It’s a known fact that we horse people are a crazy bunch. But some of the stories I hear make me wonder if all of our common sense has been dropped in pursuit of gaining more horse sense, and the result is a bunch of daft idiots. Take, for instance, this news item from the March 31, 2010 edition of the Des Moines Register newspaper:
“Authorities say an 81-year-old Minnesota woman was hospitalized after she was trampled by a draft horse at the Waverly Midwest Horse Sale. Officers say the woman was near a door in the sale barn last week when a horse spooked and started running. He says the woman suffered serious head trauma and was bleeding badly…was taken to the Waverly Health Center and later airlifted to an unnamed hospital.”
I have personally witnessed several horse sale barn auctions where the ring is so filled with spectators that it is hard for the horses to fit through the gate, and even more difficult for buyers to get a clear view of the horse being sold. In these instances, I just want to stand up and yell at these dummies…and that is not my nature at all! But seriously, who in their right mind stands in the enclosed tight quarters of a sale ring with a myriad of horses coming through with the power and propensity to send them flying (literally) to emergency services in another town?!!! And who was accompanying this ill-placed grandma to the sale—couldn’t someone have quickly offered her a seat in a safer area? I don’t care how packed the barn is—there is no need for anyone in the sale ring other than the handler of the horse and perhaps an auctioneer’s assistant. All spectators should be banned, especially if they’re not smart enough to stand in a safer place!
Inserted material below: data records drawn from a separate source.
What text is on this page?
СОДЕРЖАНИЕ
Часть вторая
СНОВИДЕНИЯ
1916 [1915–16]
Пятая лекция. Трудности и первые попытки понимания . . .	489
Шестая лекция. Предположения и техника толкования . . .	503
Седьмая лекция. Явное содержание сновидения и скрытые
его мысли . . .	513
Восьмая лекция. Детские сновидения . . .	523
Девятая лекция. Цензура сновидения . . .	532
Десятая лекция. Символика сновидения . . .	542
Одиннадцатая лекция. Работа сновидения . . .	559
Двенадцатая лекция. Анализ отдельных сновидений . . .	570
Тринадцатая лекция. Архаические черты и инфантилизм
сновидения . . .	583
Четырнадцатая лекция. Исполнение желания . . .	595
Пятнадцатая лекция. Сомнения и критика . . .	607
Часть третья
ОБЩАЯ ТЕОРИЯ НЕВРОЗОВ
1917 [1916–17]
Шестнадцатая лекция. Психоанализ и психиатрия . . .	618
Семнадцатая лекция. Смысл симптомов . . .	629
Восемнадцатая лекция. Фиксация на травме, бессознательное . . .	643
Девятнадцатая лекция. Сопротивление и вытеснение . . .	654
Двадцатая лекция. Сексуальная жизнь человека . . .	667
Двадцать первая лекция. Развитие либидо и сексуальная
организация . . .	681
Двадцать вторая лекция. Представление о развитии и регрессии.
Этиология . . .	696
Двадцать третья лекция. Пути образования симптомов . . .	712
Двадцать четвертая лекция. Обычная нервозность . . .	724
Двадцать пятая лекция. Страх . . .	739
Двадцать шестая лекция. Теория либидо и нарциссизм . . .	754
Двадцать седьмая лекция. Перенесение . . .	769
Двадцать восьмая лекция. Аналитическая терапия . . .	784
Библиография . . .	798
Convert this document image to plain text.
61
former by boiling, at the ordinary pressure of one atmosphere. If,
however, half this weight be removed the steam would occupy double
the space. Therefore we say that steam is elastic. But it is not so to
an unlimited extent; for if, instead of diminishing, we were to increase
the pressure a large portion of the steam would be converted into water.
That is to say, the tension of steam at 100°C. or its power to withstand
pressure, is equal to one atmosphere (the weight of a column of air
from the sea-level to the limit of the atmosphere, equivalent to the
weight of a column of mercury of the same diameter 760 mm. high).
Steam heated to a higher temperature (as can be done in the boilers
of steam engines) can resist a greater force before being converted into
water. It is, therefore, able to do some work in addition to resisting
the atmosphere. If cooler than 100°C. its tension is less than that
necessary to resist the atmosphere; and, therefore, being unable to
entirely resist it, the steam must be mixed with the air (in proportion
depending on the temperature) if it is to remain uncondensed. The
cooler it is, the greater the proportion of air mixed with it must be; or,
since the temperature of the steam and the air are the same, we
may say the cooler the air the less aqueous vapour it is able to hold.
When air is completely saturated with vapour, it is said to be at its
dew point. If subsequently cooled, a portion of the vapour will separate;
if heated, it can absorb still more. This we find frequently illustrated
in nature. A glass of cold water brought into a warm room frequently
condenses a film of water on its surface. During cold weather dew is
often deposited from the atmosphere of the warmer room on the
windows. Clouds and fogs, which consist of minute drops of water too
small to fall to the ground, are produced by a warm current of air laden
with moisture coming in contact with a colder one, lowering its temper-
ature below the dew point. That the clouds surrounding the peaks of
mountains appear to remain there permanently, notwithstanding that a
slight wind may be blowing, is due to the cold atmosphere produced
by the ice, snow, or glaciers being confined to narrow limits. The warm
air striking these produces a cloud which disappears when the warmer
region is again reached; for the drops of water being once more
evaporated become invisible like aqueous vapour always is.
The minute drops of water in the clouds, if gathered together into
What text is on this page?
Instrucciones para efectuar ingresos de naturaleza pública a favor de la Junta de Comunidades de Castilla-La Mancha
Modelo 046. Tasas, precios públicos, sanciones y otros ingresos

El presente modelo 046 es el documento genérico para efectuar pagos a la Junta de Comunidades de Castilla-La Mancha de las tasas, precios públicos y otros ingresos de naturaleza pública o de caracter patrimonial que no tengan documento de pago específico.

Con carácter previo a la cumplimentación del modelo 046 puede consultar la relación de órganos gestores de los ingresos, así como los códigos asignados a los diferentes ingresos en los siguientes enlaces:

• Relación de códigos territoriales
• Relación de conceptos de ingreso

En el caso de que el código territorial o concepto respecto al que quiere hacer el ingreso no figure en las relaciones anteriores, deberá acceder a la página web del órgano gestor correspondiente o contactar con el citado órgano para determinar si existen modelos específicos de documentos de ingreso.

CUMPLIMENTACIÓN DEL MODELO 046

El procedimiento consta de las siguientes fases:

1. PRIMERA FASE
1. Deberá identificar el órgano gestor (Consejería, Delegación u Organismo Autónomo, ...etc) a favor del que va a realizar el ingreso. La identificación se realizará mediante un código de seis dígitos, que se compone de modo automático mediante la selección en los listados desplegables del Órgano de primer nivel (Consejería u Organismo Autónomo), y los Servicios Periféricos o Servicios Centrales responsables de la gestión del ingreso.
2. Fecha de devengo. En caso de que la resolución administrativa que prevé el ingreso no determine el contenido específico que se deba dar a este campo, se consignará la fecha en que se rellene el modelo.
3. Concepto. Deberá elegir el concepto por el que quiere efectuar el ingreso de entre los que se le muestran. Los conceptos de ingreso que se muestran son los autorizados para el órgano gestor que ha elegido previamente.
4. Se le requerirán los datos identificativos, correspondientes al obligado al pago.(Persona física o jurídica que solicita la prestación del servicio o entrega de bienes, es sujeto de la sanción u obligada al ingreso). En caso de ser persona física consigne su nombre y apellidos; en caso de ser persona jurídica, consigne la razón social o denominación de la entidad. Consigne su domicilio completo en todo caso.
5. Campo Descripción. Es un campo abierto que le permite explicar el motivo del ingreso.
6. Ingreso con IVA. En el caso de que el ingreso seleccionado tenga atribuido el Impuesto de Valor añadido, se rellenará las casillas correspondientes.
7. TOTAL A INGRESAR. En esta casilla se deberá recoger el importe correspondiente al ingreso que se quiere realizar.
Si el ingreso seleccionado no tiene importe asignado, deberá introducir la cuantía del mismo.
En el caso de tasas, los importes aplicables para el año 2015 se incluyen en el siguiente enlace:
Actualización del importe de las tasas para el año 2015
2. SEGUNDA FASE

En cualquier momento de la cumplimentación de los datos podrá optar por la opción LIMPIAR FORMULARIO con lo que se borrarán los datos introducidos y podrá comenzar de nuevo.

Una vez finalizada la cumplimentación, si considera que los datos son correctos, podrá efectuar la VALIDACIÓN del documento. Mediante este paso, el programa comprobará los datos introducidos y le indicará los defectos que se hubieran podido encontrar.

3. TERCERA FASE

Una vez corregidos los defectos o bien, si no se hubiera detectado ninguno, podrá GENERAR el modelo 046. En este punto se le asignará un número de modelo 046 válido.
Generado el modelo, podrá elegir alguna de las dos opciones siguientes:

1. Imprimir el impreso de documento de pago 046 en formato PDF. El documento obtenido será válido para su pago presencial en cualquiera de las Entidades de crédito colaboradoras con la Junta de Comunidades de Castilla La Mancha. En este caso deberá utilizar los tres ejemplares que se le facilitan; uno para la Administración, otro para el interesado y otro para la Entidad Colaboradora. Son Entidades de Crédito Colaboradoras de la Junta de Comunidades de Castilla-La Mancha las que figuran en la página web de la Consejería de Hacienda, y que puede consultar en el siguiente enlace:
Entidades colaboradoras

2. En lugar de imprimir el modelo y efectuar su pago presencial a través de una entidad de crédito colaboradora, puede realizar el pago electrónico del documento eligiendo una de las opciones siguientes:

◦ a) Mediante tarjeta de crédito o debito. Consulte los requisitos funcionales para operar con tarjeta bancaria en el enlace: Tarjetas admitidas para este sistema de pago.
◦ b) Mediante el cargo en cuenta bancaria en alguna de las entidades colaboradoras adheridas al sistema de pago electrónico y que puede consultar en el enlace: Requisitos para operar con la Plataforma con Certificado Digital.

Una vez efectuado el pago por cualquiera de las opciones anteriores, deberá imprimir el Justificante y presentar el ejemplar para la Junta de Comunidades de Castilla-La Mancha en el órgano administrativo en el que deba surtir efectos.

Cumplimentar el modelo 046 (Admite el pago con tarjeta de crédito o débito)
When it comes down to it, the sale barn owners should have stricter rules for these types of sales. Most of these smaller midwest auctions are held in sale barns typically used for cattle, and the rings are not very large. Seating is usually scarce at a horse sale, and the closer seats fill up first, with the kids in the higher balcony-seats and the show offs standing in the gates and the sale ring itself. I propose a policy that would give anyone with a buyer’s number a good seat, all tire kickers and casual spectators the balcony-seats, and absolutely no one in the sale ring that isn’t handling or selling the horse. It would not only be safer, but be much more enjoyable for the rest of us who are trying to see the horse in the ring.
Anyway, that’s just one of the many things you can find at an auction that goes to show we horse people have no common sense. I won’t even get started on some of the people who are bidding….nor will I mention the people who have bred and are responsible for some of the poor sad creatures you see brought through these auction rings! That is a whole other rant in itself. Some horse people just ought to be horse-whipped.